Q: Can I go to a Safe Station if I don’t live in Nashua?
A: Yes. Safe Stations are open to anyone seeking help with recovery.

Q: How long will the process take?

A: On average the process from once arriving at a Safe Station to transport is less than 15 minutes.

Q: Is there a fee for getting help at a Safe Station?
A: There is no fee charged to the person seeking help at the Safe Stations.

Q: Will going to a Safe Station place me in Residential Treatment facility?

A: The fire department is working in partnership with the New Hampshire Partnership for Successful Living; Keystone Hall and Harbor Homes. After completing the medical assessment at the Safe Station the person is transported to a safe location to meet with a Licensed Alcohol & Drug Counselor. During this assessment a determination is made for services needed.

Nashua Safe Stations Education Forum

On April 27th, an educational forum was held at Harbor Homes on the topic of Safe Stations, and was organized by the Ending Homelessness Fund educational committee. This forum discussed the “big picture” when it comes to Safe Station, including:

* The History of the Safe Stations program, from its start in Manchester to now
* An explanation of the procedure from a Safe Station entry point to recovery
* What it is like to help someone through taking the first step into recovery
* The role of a licensed alcohol and drug counselor (LADC) has with a client
* The shared experience of a staff member of the Maple Arms Emergency Shelter who has helped those in need as they immediately enter into Harbor Homes care
* The shared experience of a staff member of the Peggy and David Gilmour Medical Respite Center once that person has entered into treatment

Speakers during this evening consisted of :

* Dr.

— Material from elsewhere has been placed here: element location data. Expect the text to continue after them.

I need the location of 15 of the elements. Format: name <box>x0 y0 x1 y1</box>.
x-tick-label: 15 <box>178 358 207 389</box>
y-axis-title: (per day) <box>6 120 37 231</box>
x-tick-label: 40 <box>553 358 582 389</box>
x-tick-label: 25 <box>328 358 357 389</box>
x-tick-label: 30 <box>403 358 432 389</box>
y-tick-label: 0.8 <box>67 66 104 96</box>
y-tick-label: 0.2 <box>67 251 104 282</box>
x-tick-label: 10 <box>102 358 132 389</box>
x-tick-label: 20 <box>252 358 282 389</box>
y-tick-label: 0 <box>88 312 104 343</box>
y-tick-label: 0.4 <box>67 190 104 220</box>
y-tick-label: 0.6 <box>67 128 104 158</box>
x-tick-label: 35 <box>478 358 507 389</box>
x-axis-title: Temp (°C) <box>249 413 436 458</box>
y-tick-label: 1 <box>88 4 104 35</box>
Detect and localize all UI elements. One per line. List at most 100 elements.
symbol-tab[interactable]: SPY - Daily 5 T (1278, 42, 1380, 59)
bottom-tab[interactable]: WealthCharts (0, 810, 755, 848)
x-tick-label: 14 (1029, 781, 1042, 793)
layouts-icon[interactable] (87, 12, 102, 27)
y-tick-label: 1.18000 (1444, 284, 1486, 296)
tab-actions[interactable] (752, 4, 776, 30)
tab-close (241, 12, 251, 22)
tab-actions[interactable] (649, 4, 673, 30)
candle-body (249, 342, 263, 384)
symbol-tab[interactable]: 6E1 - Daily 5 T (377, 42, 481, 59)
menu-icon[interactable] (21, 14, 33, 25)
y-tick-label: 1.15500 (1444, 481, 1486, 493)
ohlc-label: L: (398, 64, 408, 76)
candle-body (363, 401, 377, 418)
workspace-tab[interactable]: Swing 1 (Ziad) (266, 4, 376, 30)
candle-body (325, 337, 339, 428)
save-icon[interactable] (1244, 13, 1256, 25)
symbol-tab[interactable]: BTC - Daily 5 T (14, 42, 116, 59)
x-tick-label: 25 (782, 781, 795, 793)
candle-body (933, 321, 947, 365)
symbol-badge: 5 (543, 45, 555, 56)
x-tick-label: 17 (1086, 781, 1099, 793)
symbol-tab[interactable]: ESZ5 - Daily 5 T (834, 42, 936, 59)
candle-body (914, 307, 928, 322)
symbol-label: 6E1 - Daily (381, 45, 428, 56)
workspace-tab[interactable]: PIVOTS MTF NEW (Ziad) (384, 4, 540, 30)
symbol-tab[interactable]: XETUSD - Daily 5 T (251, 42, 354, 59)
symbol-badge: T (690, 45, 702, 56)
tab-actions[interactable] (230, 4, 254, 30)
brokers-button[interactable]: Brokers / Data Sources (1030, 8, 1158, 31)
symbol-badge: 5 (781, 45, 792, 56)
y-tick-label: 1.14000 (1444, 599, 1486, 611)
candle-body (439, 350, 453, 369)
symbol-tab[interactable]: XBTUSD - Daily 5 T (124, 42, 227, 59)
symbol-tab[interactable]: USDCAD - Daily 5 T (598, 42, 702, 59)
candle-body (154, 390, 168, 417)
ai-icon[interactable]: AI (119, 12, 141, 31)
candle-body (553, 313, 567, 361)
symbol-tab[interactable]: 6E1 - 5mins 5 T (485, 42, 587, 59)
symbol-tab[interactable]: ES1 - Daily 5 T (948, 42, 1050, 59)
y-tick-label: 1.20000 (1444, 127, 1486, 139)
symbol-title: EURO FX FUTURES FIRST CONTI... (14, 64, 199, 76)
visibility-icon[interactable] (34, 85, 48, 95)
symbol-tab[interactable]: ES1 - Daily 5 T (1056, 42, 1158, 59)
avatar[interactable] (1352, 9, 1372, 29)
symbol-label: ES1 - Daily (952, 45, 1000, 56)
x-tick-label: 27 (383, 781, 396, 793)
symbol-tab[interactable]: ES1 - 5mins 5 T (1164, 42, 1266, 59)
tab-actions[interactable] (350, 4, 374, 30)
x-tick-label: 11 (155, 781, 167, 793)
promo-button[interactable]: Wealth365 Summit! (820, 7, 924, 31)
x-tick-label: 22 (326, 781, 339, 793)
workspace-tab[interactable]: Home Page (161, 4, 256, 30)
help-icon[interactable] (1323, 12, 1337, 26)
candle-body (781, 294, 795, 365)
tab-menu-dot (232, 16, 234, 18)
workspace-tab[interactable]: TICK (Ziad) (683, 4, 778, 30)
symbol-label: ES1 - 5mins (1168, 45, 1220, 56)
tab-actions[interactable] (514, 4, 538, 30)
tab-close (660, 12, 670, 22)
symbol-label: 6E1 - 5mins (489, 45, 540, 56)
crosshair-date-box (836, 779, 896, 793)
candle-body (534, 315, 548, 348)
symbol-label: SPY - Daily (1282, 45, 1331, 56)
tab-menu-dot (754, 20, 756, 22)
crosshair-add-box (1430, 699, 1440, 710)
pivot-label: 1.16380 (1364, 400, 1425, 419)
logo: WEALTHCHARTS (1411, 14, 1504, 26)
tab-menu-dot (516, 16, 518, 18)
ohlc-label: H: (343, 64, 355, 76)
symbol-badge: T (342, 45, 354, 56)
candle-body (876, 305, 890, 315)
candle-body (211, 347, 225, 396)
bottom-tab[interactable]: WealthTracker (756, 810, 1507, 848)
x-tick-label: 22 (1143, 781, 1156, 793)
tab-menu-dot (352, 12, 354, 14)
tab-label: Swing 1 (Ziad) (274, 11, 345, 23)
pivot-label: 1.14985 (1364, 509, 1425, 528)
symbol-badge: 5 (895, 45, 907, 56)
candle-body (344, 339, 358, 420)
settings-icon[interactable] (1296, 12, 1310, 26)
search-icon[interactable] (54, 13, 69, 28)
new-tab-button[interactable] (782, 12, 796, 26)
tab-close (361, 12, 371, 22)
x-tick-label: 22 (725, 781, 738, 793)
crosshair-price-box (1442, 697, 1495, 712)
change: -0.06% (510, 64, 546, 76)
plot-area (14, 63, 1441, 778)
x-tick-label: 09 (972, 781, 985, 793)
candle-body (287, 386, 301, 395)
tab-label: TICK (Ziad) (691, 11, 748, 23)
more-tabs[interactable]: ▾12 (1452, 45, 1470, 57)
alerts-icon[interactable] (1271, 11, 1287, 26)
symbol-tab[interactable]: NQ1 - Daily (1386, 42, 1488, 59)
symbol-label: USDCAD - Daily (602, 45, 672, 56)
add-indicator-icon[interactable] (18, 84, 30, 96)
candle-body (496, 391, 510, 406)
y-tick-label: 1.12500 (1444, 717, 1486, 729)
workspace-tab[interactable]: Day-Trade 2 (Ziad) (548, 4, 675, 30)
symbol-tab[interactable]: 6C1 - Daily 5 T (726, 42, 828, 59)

David Gilmour, Chair of the Ending Homelessness Fund committee
* Chris Hickey, Manchester Firefighter
* Nashua Mayor Jim Donchess
* Peter Kelleher, President and CEO of the Partnership for Successful Living
* Scott Slattery, Director of Residential Services
* John McAllister, Nashua Firefighter
* Shawn Sheehan, Harbor Homes Emergency Shelter Employee
* Angela Sweeney, RN Harbor Care Clinic Manager
* Jaime Gormley, LICSW, MLADC, Keystone Hall Outpatient Coordinator
* Community Member Testimonials

About Ending Homelessness Fund:
The goal of the Ending Homelessness Fund is to eliminate chronic homelessness in Greater Nashua as quickly as possible. Each calendar year, we must raise necessary funds so that we will be able to continue to provide housing and supportive services for the chronically homeless individuals and families, including our veterans, who have been identified this year.